事前の情報どおり、狭山は神代のオーディションの辞退と秘書役をやるように要求していた。


「なるほど、船井幹雄がアドバイザーですか、強敵ですね」

翔太は唸った。

狭山にも翔太と同様なアドバイザーが付いているらしい。


「どんな人なの?」

神代は詳しく知らないようだ。


船井はインターネット関連企業であるエッジスフィアを立ち上げ、さまざまな企業を買収して事業規模を拡大している。


「彼はIT業界の寵児と言われているんだ。

学生の頃から起業して、次々と新しいサービスを立ち上げて成功させてきたんだよ。

しかも、巧みな資金調達を行い、企業を買収して会社をどんどん大きくしているので、今回の役のアドバイザーとしては最も適任じゃないかな」


狭山が神代に対して強行に出てきたのも、船井幹雄がバックにいることが理由であろう。

勝ち目がないことをちらつかせ、役を降りさせようとしたようだが、思惑が外れたらしい。
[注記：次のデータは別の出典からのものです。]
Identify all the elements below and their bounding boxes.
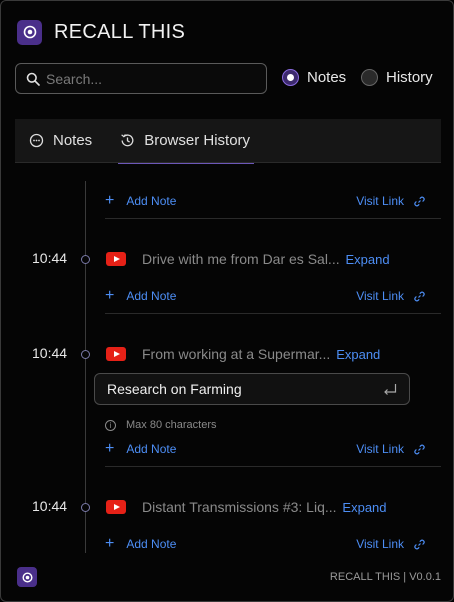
add-note-button[interactable]: + Add Note [105,536,176,552]
timeline-dot [81,503,90,512]
entry-actions: + Add Note Visit Link [105,286,425,306]
history-radio[interactable] [361,69,378,86]
mode-notes-option[interactable]: Notes [282,69,346,86]
search-input[interactable] [46,70,266,87]
history-timeline: + Add Note Visit Link 10:44 Drive with me… [15,173,441,565]
history-entry[interactable]: 10:44 From working at a Supermar... Expa… [15,343,441,365]
divider [105,218,441,219]
app-title: RECALL THIS [54,20,186,43]
entry-title-wrap: From working at a Supermar... Expand [142,346,380,362]
visit-link-button[interactable]: Visit Link [356,194,425,208]
entry-title-wrap: Drive with me from Dar es Sal... Expand [142,251,390,267]
visit-link-label: Visit Link [356,289,404,303]
mode-history-option[interactable]: History [361,69,433,86]
search-icon [26,72,40,86]
tab-bar: Notes Browser History [15,119,441,164]
app-header: RECALL THIS [17,19,185,45]
info-icon: i [105,419,116,431]
visit-link-button[interactable]: Visit Link [356,289,425,303]
expand-link[interactable]: Expand [342,500,386,515]
link-icon [414,539,425,549]
footer-logo-icon [17,567,37,587]
notes-radio[interactable] [282,69,299,86]
history-clock-icon [121,134,134,147]
visit-link-button[interactable]: Visit Link [356,442,425,456]
link-icon [414,291,425,301]
divider [105,466,441,467]
youtube-icon [106,347,126,361]
entry-actions: + Add Note Visit Link [105,439,425,459]
entry-actions: + Add Note Visit Link [105,534,425,554]
plus-icon: + [105,287,115,304]
timeline-dot [81,255,90,264]
tab-browser-history-label: Browser History [144,132,251,149]
visit-link-label: Visit Link [356,537,404,551]
add-note-label: Add Note [126,194,177,208]
plus-icon: + [105,440,115,457]
app-footer: RECALL THIS | V0.0.1 [1,565,453,601]
version-label: RECALL THIS | V0.0.1 [329,571,441,583]
tab-notes-label: Notes [53,132,93,149]
expand-link[interactable]: Expand [336,347,380,362]
add-note-button[interactable]: + Add Note [105,288,176,304]
app-window: RECALL THIS Notes History Notes Browser … [0,0,454,602]
enter-icon[interactable] [383,383,397,395]
expand-link[interactable]: Expand [346,252,390,267]
tab-browser-history[interactable]: Browser History [106,119,264,164]
add-note-button[interactable]: + Add Note [105,441,176,457]
youtube-icon [106,500,126,514]
add-note-label: Add Note [126,442,177,456]
plus-icon: + [105,535,115,552]
note-hint-text: Max 80 characters [126,419,217,431]
link-icon [414,196,425,206]
app-logo-icon [17,19,42,45]
entry-time: 10:44 [32,498,68,514]
add-note-button[interactable]: + Add Note [105,193,176,209]
history-entry[interactable]: 10:44 Distant Transmissions #3: Liq... E… [15,496,441,518]
youtube-icon [106,252,126,266]
visit-link-label: Visit Link [356,194,404,208]
entry-time: 10:44 [32,345,68,361]
note-input[interactable] [107,381,383,397]
entry-title: From working at a Supermar... [142,346,331,362]
timeline-dot [81,350,90,359]
visit-link-button[interactable]: Visit Link [356,537,425,551]
entry-time: 10:44 [32,250,68,266]
note-input-box[interactable] [94,373,410,405]
notes-radio-label: Notes [307,69,347,86]
plus-icon: + [105,192,115,209]
divider [105,313,441,314]
search-box[interactable] [15,63,267,94]
chat-bubble-icon [29,133,44,148]
note-hint: i Max 80 characters [105,419,216,431]
add-note-label: Add Note [126,537,177,551]
link-icon [414,444,425,454]
history-radio-label: History [386,69,433,86]
entry-title: Distant Transmissions #3: Liq... [142,499,337,515]
history-entry[interactable]: 10:44 Drive with me from Dar es Sal... E… [15,248,441,270]
entry-title-wrap: Distant Transmissions #3: Liq... Expand [142,499,387,515]
visit-link-label: Visit Link [356,442,404,456]
entry-actions: + Add Note Visit Link [105,191,425,211]
entry-title: Drive with me from Dar es Sal... [142,251,340,267]
tab-notes[interactable]: Notes [15,119,106,163]
add-note-label: Add Note [126,289,177,303]
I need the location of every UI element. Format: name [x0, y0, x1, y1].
翔太が船井と壮絶な戦いをすることになるが、それはもう少し先の話だ。



「フォーチュンアーツ社長の東郷が、船井と交流があるようです」

橘が補足した。

フォーチュンアーツとは、狭山が所属する芸能事務所である。

神代が所属している霧島プロダクションと同じ規模で、ライバルとも言える。


相手のアドバイザーは、プロスポーツチームも買収できるほどの会社の社長で、こちら側のアドバイザーは平社員だ。
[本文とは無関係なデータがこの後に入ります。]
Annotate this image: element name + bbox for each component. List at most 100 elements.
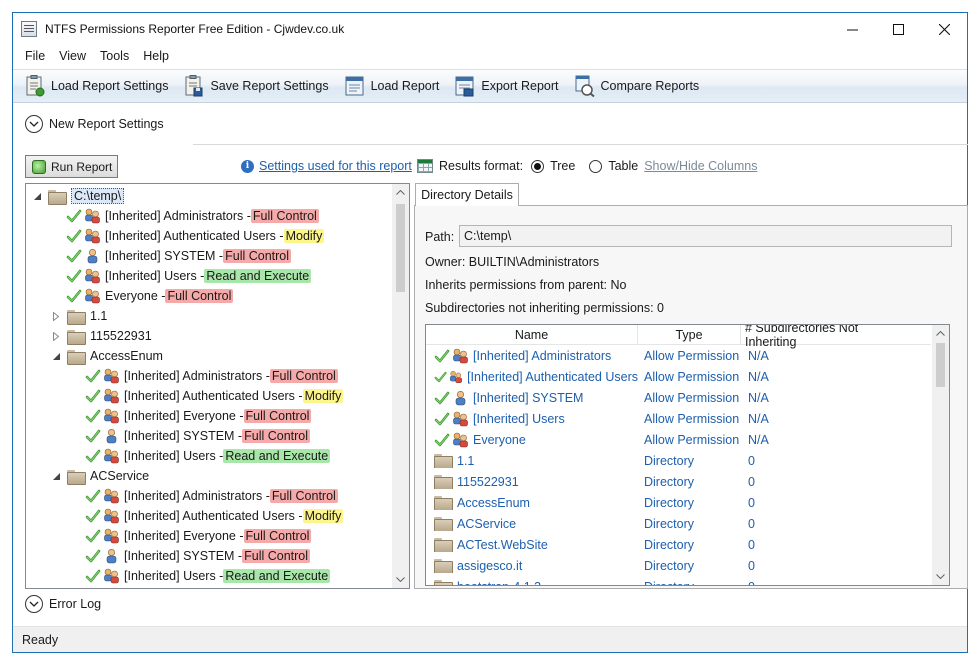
maximize-button[interactable] [875, 13, 921, 45]
user-group-icon [453, 411, 468, 426]
tree-permission-node[interactable]: [Inherited] SYSTEM - Full Control [85, 546, 311, 566]
menu-help[interactable]: Help [143, 49, 169, 63]
row-name: ACTest.WebSite [457, 537, 548, 552]
tree-permission-node[interactable]: [Inherited] Administrators - Full Contro… [85, 486, 338, 506]
row-name: assigesco.it [457, 558, 523, 573]
row-name: 115522931 [457, 474, 519, 489]
principal-label: [Inherited] Authenticated Users - [105, 229, 284, 243]
tree-permission-node[interactable]: Everyone - Full Control [66, 286, 234, 306]
show-hide-columns-link[interactable]: Show/Hide Columns [644, 159, 757, 173]
permission-badge: Full Control [165, 289, 234, 303]
collapsed-arrow-icon[interactable] [51, 311, 61, 321]
column-header-name[interactable]: Name [426, 325, 638, 345]
row-subdirs-count: 0 [741, 580, 911, 586]
tab-directory-details[interactable]: Directory Details [415, 183, 519, 206]
settings-used-link[interactable]: i Settings used for this report [241, 159, 412, 173]
table-row[interactable]: assigesco.it Directory 0 [426, 555, 931, 576]
load-report-button[interactable]: Load Report [343, 72, 442, 100]
tree-permission-node[interactable]: [Inherited] Users - Read and Execute [66, 266, 312, 286]
collapsed-arrow-icon[interactable] [51, 331, 61, 341]
grid-scroll-up-icon[interactable] [932, 325, 949, 342]
expanded-arrow-icon[interactable] [51, 351, 61, 361]
tree-scroll-thumb[interactable] [396, 204, 405, 292]
tree-permission-node[interactable]: [Inherited] Everyone - Full Control [85, 526, 312, 546]
tree-scrollbar[interactable] [392, 184, 409, 588]
section-divider [193, 144, 968, 145]
error-log-toggle[interactable]: Error Log [25, 595, 101, 613]
row-type: Allow Permission [644, 390, 740, 405]
principal-label: [Inherited] Users - [124, 449, 224, 463]
menu-tools[interactable]: Tools [100, 49, 129, 63]
principal-label: [Inherited] Administrators - [124, 489, 270, 503]
table-row[interactable]: bootstrap-4.1.3 Directory0 [426, 576, 931, 586]
tree-permission-node[interactable]: [Inherited] SYSTEM - Full Control [66, 246, 292, 266]
table-row[interactable]: 1.1 Directory 0 [426, 450, 931, 471]
table-row[interactable]: Everyone Allow Permission N/A [426, 429, 931, 450]
tree-folder-node[interactable]: C:\temp\ [32, 186, 125, 206]
check-icon [85, 409, 101, 423]
table-row[interactable]: [Inherited] SYSTEM Allow Permission N/A [426, 387, 931, 408]
tree-folder-node[interactable]: ACService [51, 466, 149, 486]
tree-folder-node[interactable]: 1.1 [51, 306, 107, 326]
run-report-button[interactable]: Run Report [25, 155, 118, 178]
grid-scroll-thumb[interactable] [936, 343, 945, 387]
compare-reports-button[interactable]: Compare Reports [573, 72, 702, 100]
folder-icon [67, 349, 86, 365]
table-row[interactable]: 115522931 Directory 0 [426, 471, 931, 492]
path-field[interactable]: C:\temp\ [459, 225, 952, 247]
column-header-type[interactable]: Type [638, 325, 741, 345]
permissions-tree[interactable]: C:\temp\ [Inherited] Administrators - Ful… [25, 183, 410, 589]
table-radio[interactable] [589, 159, 603, 173]
tree-permission-node[interactable]: [Inherited] Authenticated Users - Modify [85, 506, 344, 526]
table-row[interactable]: ACService Directory 0 [426, 513, 931, 534]
grid-scroll-down-icon[interactable] [932, 568, 949, 585]
scroll-down-icon[interactable] [392, 571, 409, 588]
principal-label: Everyone - [105, 289, 166, 303]
scroll-up-icon[interactable] [392, 184, 409, 201]
permission-badge: Read and Execute [204, 269, 312, 283]
table-row[interactable]: [Inherited] Users Allow Permission N/A [426, 408, 931, 429]
menu-file[interactable]: File [25, 49, 45, 63]
minimize-button[interactable] [829, 13, 875, 45]
table-row[interactable]: AccessEnum Directory 0 [426, 492, 931, 513]
permission-badge: Modify [283, 229, 325, 243]
folder-label: ACService [90, 469, 150, 483]
column-header-subdirs[interactable]: # Subdirectories Not Inheriting [741, 325, 911, 349]
details-grid[interactable]: Name Type # Subdirectories Not Inheritin… [425, 324, 950, 586]
expanded-arrow-icon[interactable] [51, 471, 61, 481]
row-subdirs-count: N/A [748, 432, 769, 447]
tree-permission-node[interactable]: [Inherited] Authenticated Users - Modify [66, 226, 325, 246]
tree-permission-node[interactable]: [Inherited] SYSTEM - Full Control [85, 426, 311, 446]
expanded-arrow-icon[interactable] [32, 191, 42, 201]
tree-permission-node[interactable]: [Inherited] Administrators - Full Contro… [85, 366, 338, 386]
folder-label: 1.1 [90, 309, 108, 323]
close-button[interactable] [921, 13, 967, 45]
folder-icon [67, 309, 86, 325]
table-row[interactable]: [Inherited] Authenticated Users Allow Per… [426, 366, 931, 387]
table-row[interactable]: ACTest.WebSite Directory 0 [426, 534, 931, 555]
table-row[interactable]: [Inherited] Administrators Allow Permissi… [426, 345, 931, 366]
menu-view[interactable]: View [59, 49, 86, 63]
save-report-settings-button[interactable]: Save Report Settings [182, 72, 330, 100]
tree-folder-node[interactable]: 115522931 [51, 326, 152, 346]
row-name: [Inherited] Authenticated Users [467, 369, 638, 384]
grid-scrollbar[interactable] [932, 325, 949, 585]
user-icon [106, 428, 117, 444]
tree-permission-node[interactable]: [Inherited] Everyone - Full Control [85, 406, 312, 426]
run-report-label: Run Report [51, 159, 113, 174]
tree-radio[interactable] [531, 159, 545, 173]
tree-permission-node[interactable]: [Inherited] Users - Read and Execute [85, 566, 331, 586]
permission-badge: Read and Execute [223, 449, 331, 463]
row-subdirs-count: N/A [748, 369, 769, 384]
tree-permission-node[interactable]: [Inherited] Users - Read and Execute [85, 446, 331, 466]
folder-icon [434, 580, 453, 585]
tree-folder-node[interactable]: AccessEnum [51, 346, 163, 366]
status-text: Ready [22, 632, 59, 647]
export-report-button[interactable]: Export Report [453, 72, 560, 100]
new-report-settings-toggle[interactable]: New Report Settings [25, 115, 164, 133]
grid-header: Name Type # Subdirectories Not Inheritin… [426, 325, 931, 349]
load-report-settings-button[interactable]: Load Report Settings [23, 72, 170, 100]
tree-permission-node[interactable]: [Inherited] Authenticated Users - Modify [85, 386, 344, 406]
check-icon [85, 569, 101, 583]
tree-permission-node[interactable]: [Inherited] Administrators - Full Contro… [66, 206, 319, 226]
傍から見ると、どう見ても勝ち目がなさそうな勝負だが、神代と橘は全く負けるつもりがないようだ。


「柊さん、先日言っていた()()※1 をやりましょう」

「えっ! 本気ですか?!」

橘の提案に翔太は驚いた。


「え? なんですか?」

神代にとっては初耳だ。


「梨花、これから社長の許可をもらってくるので、それまで柊さんが指摘していたプレゼン資料の修正をしておいて。

詳しくは戻ってから説明するわ。

柊さん、これから本社にご同行いただけますか?」

いつもはブレーキ役の橘が、今回ばかりは引くつもりがないようだ。


「仮に霧島さんの許可がでた場合、梨花さんの負担がかなり増えてしまいます」

翔太はかなり不安になった、神代には伏せているが、()()を進めると周りへの影響も大きくなる。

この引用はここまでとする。